Me voilà triste et un peu orphelin depuis le décès de Mgr Turcotte. Au-delà de la figure médiatique et publique appréciée de beaucoup, il a été pour moi, pendant plus de 20 ans, mon évêque.

C'est lui qui m'a ordonné prêtre, qui m'a confié je ne sais plus combien de responsabilités, qui m'a interpellé, soutenu et encouragé à de nombreuses occasions. Au fil de toutes ces années s'est tissé un lien marqué par une affection et un profond respect, et ce, malgré le fait que nous ayons été si différents l'un de l'autre.

Je me souviens du jour de mon ordination à la prêtrise, alors que j'étais particulièrement nerveux à quelques minutes de cet engagement important dans ma vie; voilà Mgr Turcotte qui badine avec mon frère aîné, comparant leur tour de taille respectif! C'était là un spectacle qui contrastait avec mon état d'esprit, mais le ton était donné par cet homme bon enfant, accessible, ouvert, qui ne se prend pas toujours au sérieux.

Quelques années plus tard, alors que je suis loin de la maison pour mes études à Rome, mon père décède. J'ai été particulièrement ému par les petites attentions qu'a eues Mgr Turcotte pour moi lorsque, par la suite, il était de passage lui aussi à Rome, prenant de mes nouvelles, s'assurant que je ne manque de rien, allant même jusqu'à m'offrir ses services de facteur entre ma mère et moi. Il était simple et très touchant.

Même dans les temps difficiles

Dans des circonstances plus difficiles, Mgr Turcotte n'a pas très bien pris la chose lorsque j'ai démissionné de mon poste de curé des trois paroisses d'Outremont sur un fond de profond désaccord avec lui, au point où c'est en claquant la porte que je suis parti. Pendant plusieurs mois, nous avons ruminé, chacun de notre côté, notre colère et notre incompréhension. Jusqu'au jour où il m'a invité à discuter. Après deux heures de tête-à-tête, nous n'étions toujours pas d'accord, mais nous nous étions écoutés et réconciliés.

Dans la polémique médiatique qui m'a opposé au cardinal Ouellet au sujet de l'éducation chrétienne dans les écoles publiques, quelques personnes demandaient mon renvoi de la prêtrise. Mgr Turcotte m'a constamment soutenu et rassuré, me confiant que sur le fond, il était plutôt d'accord avec moi et que je ne devais pas m'en faire.

Lorsqu'il m'a demandé, il y a quelques années, d'être un de ses vicaires épiscopaux, sorte de proche collaborateur, il m'a réitéré sa confiance. J'ai porté difficilement ces nouvelles responsabilités.
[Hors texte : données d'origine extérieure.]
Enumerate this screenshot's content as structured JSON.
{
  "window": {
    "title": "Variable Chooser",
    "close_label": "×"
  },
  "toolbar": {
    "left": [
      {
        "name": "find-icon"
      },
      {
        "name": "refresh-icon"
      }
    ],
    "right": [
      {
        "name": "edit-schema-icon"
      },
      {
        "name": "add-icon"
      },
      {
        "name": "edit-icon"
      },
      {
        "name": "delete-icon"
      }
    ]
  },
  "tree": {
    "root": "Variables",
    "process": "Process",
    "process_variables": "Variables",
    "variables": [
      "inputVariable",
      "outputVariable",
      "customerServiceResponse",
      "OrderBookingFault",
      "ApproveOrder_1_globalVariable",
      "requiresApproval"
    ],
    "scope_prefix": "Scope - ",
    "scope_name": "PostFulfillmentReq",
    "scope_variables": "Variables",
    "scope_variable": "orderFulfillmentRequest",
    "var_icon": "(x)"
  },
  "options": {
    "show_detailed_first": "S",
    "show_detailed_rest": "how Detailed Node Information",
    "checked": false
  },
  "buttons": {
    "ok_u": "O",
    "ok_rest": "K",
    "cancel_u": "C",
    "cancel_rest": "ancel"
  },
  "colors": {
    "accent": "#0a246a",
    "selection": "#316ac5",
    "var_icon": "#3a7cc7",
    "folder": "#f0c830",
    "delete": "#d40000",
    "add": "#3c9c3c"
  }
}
Bien qu'avec maladresse, combien de fois Mgr Turcotte a-t-il cherché à m'encourager, à me soutenir!

Ce n'était pas toujours de tout repos de se trouver dans l'entourage immédiat de Mgr Turcotte; il avait ses marottes, ses sautes d'humeur, et quelques idées bien arrêtées qui rendaient la discussion parfois laborieuse. Mais l'ensemble de sa personnalité le rendait continuellement attachant. Sensible, il riait de bon coeur aux taquineries que je lui lançais régulièrement.

Il y a quelques semaines, alors que je souhaitais aller le visiter à l'hôpital, on m'a conseillé d'y aller vêtu du col romain, que je ne porte pas si souvent, afin d'avoir un accès plus rapide à sa chambre. Alors que nous discutions, il me fait remarquer qu'il est rare de me voir habillé ainsi. Je lui fais remarquer que puisque c'est la première fois que je vois un cardinal en pyjama, il fallait bien que je sois vêtu correctement... il riait de bon coeur.

Avec le décès de Mgr Turcotte, je ne perds pas un ami; nous ne partagions pas cette intimité. Mais je perds mon évêque, qui aura marqué profondément l'homme et le prêtre que je suis.

Cher Jean-Claude, je n'ai plus que ceci à te dire: merci, et sois en paix maintenant et toujours auprès de Celui que tu as cherché à servir de ton mieux, généreusement. Mon espérance me dit que nous nous reverrons. Je m'en réjouis déjà!